“你回来了,”他沉声道,“但不是给他们当狗用的。”
说着,他从指间抽出一根细如牛毛的银针,针身泛着冷光,尾部缠绕着极细的神经导线。
这是“鬼医”的针,能医人,亦能杀机。
他没有丝毫犹豫,将银针精准地刺入维生舱旁边的中央主控核心接口。
鬼眼右瞳的雷纹再次暴涨,这一次,他不是预见未来,而是强行回溯这台机器的过去!
无数破碎的画面在林川眼前闪过:血母苍白的手指在终端上敲击,监控屏上闪过“容器同步率:98.7%”,失败实验体被拖入焚化炉的录像……最终定格在最后一幕。
那个被称为“血母”的女人,在撤离前最后一次操作终端,她的脸上带着一丝病态的狂热,输入了一行最后的指令:“若‘容器·01’归来,且意识未被同步,则启动最高权限自毁程序。”
小主,
她宁可毁掉这一切,也不愿看到自己最完美的作品拥有自由的意志。
“滴——滴——滴——”
尖锐刺耳的警报声瞬间响彻整个密室,所有的“血工残躯”胸口的红光开始疯狂闪烁,整个地下空间都在剧烈地颤动,头顶的混凝土簌簌掉落,灰尘如雨。
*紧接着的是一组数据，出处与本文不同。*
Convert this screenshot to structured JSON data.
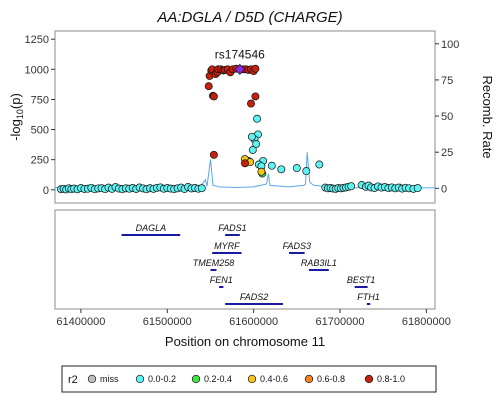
{
  "chart_data": [
    {
      "type": "scatter",
      "title": "AA:DGLA / D5D (CHARGE)",
      "xlabel": "Position on chromosome 11",
      "ylabel": "-log10(p)",
      "ylabel_parts": {
        "prefix": "-log",
        "sub": "10",
        "suffix": "(p)"
      },
      "y2label": "Recomb. Rate",
      "xlim": [
        61370000,
        61810000
      ],
      "ylim": [
        -60,
        1260
      ],
      "y2lim": [
        -6,
        104
      ],
      "yticks": [
        0,
        250,
        500,
        750,
        1000,
        1250
      ],
      "y2ticks": [
        0,
        25,
        50,
        75,
        100
      ],
      "xticks": [
        61400000,
        61500000,
        61600000,
        61700000,
        61800000
      ],
      "xtick_labels": [
        "61400000",
        "61500000",
        "61600000",
        "61700000",
        "61800000"
      ],
      "grid": false,
      "lead_snp": {
        "label": "rs174546",
        "x": 61584000,
        "y": 1000,
        "color": "#8a2be2"
      },
      "groups": [
        {
          "name": "miss",
          "color": "#bebebe",
          "points": []
        },
        {
          "name": "0.0-0.2",
          "color": "#5ff2f2",
          "points": [
            [
              61377000,
              5
            ],
            [
              61380000,
              8
            ],
            [
              61383000,
              3
            ],
            [
              61386000,
              12
            ],
            [
              61389000,
              6
            ],
            [
              61392000,
              10
            ],
            [
              61396000,
              4
            ],
            [
              61400000,
              14
            ],
            [
              61404000,
              7
            ],
            [
              61408000,
              9
            ],
            [
              61412000,
              16
            ],
            [
              61416000,
              5
            ],
            [
              61420000,
              11
            ],
            [
              61424000,
              13
            ],
            [
              61428000,
              6
            ],
            [
              61432000,
              18
            ],
            [
              61436000,
              8
            ],
            [
              61440000,
              22
            ],
            [
              61444000,
              10
            ],
            [
              61448000,
              6
            ],
            [
              61452000,
              12
            ],
            [
              61456000,
              9
            ],
            [
              61460000,
              15
            ],
            [
              61464000,
              7
            ],
            [
              61468000,
              19
            ],
            [
              61472000,
              11
            ],
            [
              61476000,
              5
            ],
            [
              61480000,
              13
            ],
            [
              61484000,
              8
            ],
            [
              61488000,
              16
            ],
            [
              61492000,
              20
            ],
            [
              61496000,
              9
            ],
            [
              61500000,
              14
            ],
            [
              61504000,
              10
            ],
            [
              61508000,
              6
            ],
            [
              61512000,
              12
            ],
            [
              61516000,
              18
            ],
            [
              61520000,
              7
            ],
            [
              61524000,
              23
            ],
            [
              61528000,
              11
            ],
            [
              61532000,
              15
            ],
            [
              61536000,
              9
            ],
            [
              61540000,
              13
            ],
            [
              61604000,
              590
            ],
            [
              61605000,
              460
            ],
            [
              61601000,
              420
            ],
            [
              61598000,
              440
            ],
            [
              61603000,
              380
            ],
            [
              61599000,
              330
            ],
            [
              61611000,
              240
            ],
            [
              61606000,
              210
            ],
            [
              61594000,
              240
            ],
            [
              61609000,
              195
            ],
            [
              61621000,
              200
            ],
            [
              61632000,
              170
            ],
            [
              61650000,
              180
            ],
            [
              61661000,
              155
            ],
            [
              61676000,
              210
            ],
            [
              61683000,
              18
            ],
            [
              61686000,
              12
            ],
            [
              61689000,
              15
            ],
            [
              61692000,
              10
            ],
            [
              61695000,
              8
            ],
            [
              61698000,
              14
            ],
            [
              61701000,
              12
            ],
            [
              61704000,
              16
            ],
            [
              61707000,
              20
            ],
            [
              61710000,
              25
            ],
            [
              61713000,
              30
            ],
            [
              61725000,
              40
            ],
            [
              61730000,
              25
            ],
            [
              61733000,
              35
            ],
            [
              61736000,
              20
            ],
            [
              61740000,
              15
            ],
            [
              61744000,
              28
            ],
            [
              61748000,
              18
            ],
            [
              61752000,
              22
            ],
            [
              61756000,
              14
            ],
            [
              61760000,
              20
            ],
            [
              61764000,
              12
            ],
            [
              61768000,
              18
            ],
            [
              61772000,
              10
            ],
            [
              61776000,
              16
            ],
            [
              61780000,
              12
            ],
            [
              61785000,
              8
            ],
            [
              61790000,
              14
            ]
          ]
        },
        {
          "name": "0.2-0.4",
          "color": "#44e344",
          "points": [
            [
              61610000,
              135
            ]
          ]
        },
        {
          "name": "0.4-0.6",
          "color": "#f5c518",
          "points": [
            [
              61590000,
              255
            ],
            [
              61596000,
              230
            ],
            [
              61609000,
              150
            ]
          ]
        },
        {
          "name": "0.6-0.8",
          "color": "#f58220",
          "points": []
        },
        {
          "name": "0.8-1.0",
          "color": "#c8200e",
          "points": [
            [
              61548000,
              860
            ],
            [
              61549000,
              945
            ],
            [
              61551000,
              990
            ],
            [
              61552000,
              1000
            ],
            [
              61553000,
              780
            ],
            [
              61554000,
              775
            ],
            [
              61556000,
              960
            ],
            [
              61558000,
              975
            ],
            [
              61559000,
              1000
            ],
            [
              61562000,
              1000
            ],
            [
              61565000,
              990
            ],
            [
              61567000,
              995
            ],
            [
              61570000,
              1000
            ],
            [
              61573000,
              975
            ],
            [
              61576000,
              1000
            ],
            [
              61580000,
              1005
            ],
            [
              61588000,
              1000
            ],
            [
              61591000,
              1000
            ],
            [
              61594000,
              995
            ],
            [
              61597000,
              1000
            ],
            [
              61600000,
              985
            ],
            [
              61602000,
              1005
            ],
            [
              61554000,
              290
            ],
            [
              61590000,
              220
            ],
            [
              61597000,
              715
            ],
            [
              61602000,
              775
            ]
          ]
        }
      ],
      "recomb_rate": [
        [
          61370000,
          0.5
        ],
        [
          61500000,
          0.8
        ],
        [
          61510000,
          2
        ],
        [
          61520000,
          0.5
        ],
        [
          61530000,
          1.5
        ],
        [
          61535000,
          0.8
        ],
        [
          61540000,
          2.5
        ],
        [
          61544000,
          6
        ],
        [
          61546000,
          1.5
        ],
        [
          61550000,
          20
        ],
        [
          61553000,
          2
        ],
        [
          61560000,
          1
        ],
        [
          61580000,
          0.6
        ],
        [
          61600000,
          1
        ],
        [
          61615000,
          3
        ],
        [
          61617000,
          10
        ],
        [
          61619000,
          2
        ],
        [
          61640000,
          1
        ],
        [
          61658000,
          2
        ],
        [
          61660000,
          3
        ],
        [
          61662000,
          25
        ],
        [
          61665000,
          4
        ],
        [
          61670000,
          2
        ],
        [
          61680000,
          1.5
        ],
        [
          61685000,
          0.6
        ],
        [
          61720000,
          0.4
        ],
        [
          61750000,
          0.4
        ],
        [
          61760000,
          1
        ],
        [
          61770000,
          3
        ],
        [
          61775000,
          1
        ],
        [
          61790000,
          0.4
        ],
        [
          61810000,
          0.3
        ]
      ],
      "recomb_color": "#5aa6ee"
    },
    {
      "type": "gene_track",
      "xlim": [
        61370000,
        61810000
      ],
      "genes": [
        {
          "name": "DAGLA",
          "start": 61447000,
          "end": 61515000,
          "row": 1,
          "label_above": true
        },
        {
          "name": "FADS1",
          "start": 61567000,
          "end": 61584000,
          "row": 1,
          "label_above": true
        },
        {
          "name": "MYRF",
          "start": 61552000,
          "end": 61586000,
          "row": 2,
          "label_above": true
        },
        {
          "name": "FADS3",
          "start": 61641000,
          "end": 61659000,
          "row": 2,
          "label_above": true
        },
        {
          "name": "TMEM258",
          "start": 61550000,
          "end": 61557000,
          "row": 3,
          "label_above": true
        },
        {
          "name": "RAB3IL1",
          "start": 61664000,
          "end": 61687000,
          "row": 3,
          "label_above": true
        },
        {
          "name": "FEN1",
          "start": 61560000,
          "end": 61565000,
          "row": 4,
          "label_above": true
        },
        {
          "name": "BEST1",
          "start": 61717000,
          "end": 61732000,
          "row": 4,
          "label_above": true
        },
        {
          "name": "FADS2",
          "start": 61567000,
          "end": 61634000,
          "row": 5,
          "label_above": true
        },
        {
          "name": "FTH1",
          "start": 61731000,
          "end": 61735000,
          "row": 5,
          "label_above": true
        }
      ],
      "gene_color": "#1a1aa0"
    }
  ],
  "legend": {
    "title": "r2",
    "entries": [
      "miss",
      "0.0-0.2",
      "0.2-0.4",
      "0.4-0.6",
      "0.6-0.8",
      "0.8-1.0"
    ]
  }
}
“走!”林川低喝一声,拉起还愣在原地的刀哥,转身就向外冲去。
众人以最快的速度撤离。
就在他们冲出地面的瞬间,身后百米处,一股毁灭性的力量从地下爆发。
轰然巨响中,大地龟裂,火光混合着浓烟冲天而起,将半个夜空照得亮如白昼。
热浪席卷而来,灼烧着每个人的后颈。
刀哥站在废墟边缘,怔怔地望着那片被烈火吞噬的区域,久久不语。
火光映在他脸上,明明灭灭。
他蹲下身,抓起一把混着焦灰的泥土,指缝间滑落的每一粒尘埃,都像是过去的碎片。
他忽然笑了,笑声干涩得像砂纸刮过铁皮。
“原来……烧干净了,也就没什么好怕的了。”
一只盛着滚烫川汤的粗瓷碗递到他面前。
林川的声音一如既往的平静:“喝完,回去切姜,今天的量还没完。”
刀哥接过碗,粗瓷的烫意透过掌心直抵心脏。他低头猛喝一大口。
辛辣的暖流瞬间从喉咙冲入胃里,再扩散至四肢百骸,一股霸道的热气直冲天灵盖。
他被辣得剧烈咳嗽,眼眶瞬间就红了,不知是汗水还是泪水。
“老子……”他用袖子胡乱抹了把脸,声音带着浓重的鼻音,“再也不当什么狗屁战躯了。”
林川没有回答,只是抬起头,望向翡翠城那片被火光映红的天空。
高空之上,厚重的云层仿佛被一只无形的大手撕开一道裂缝,裂缝之后,是更加深邃的黑暗,无数道银蛇般的雷光在其中穿梭、交织,如同一张正在缓缓凝聚的巨网,笼罩着整个城市。
那不是自然的天象,而是一种意志的显现。
就在这时,耳麦中传来林夏急促的声音:“哥!我捕捉到一组异常信号……最后解码出来的是‘容器序列重启,迎接雷神归位’。”
林川握紧了手中那把用了多年的锅铲,铲柄上还残留着川汤的余温。
“只要灶台的火不灭,”他低声说,像是对同伴,也像是对着整座城市,“老子就不退。”
夜风呼啸,吹得他身上那件打了补丁的围裙猎猎作响。
废墟的火光渐渐熄灭,但天空中的雷网却愈发明亮。
林川收回目光,转身走向小馆。
在他那只闪烁着雷纹的右眼深处,一缕比天空雷光更加深沉的银芒,如同一根冰冷的针,悄然刺入了他视觉神经的最深处,带来一丝微不可察的、冰冷的悸动。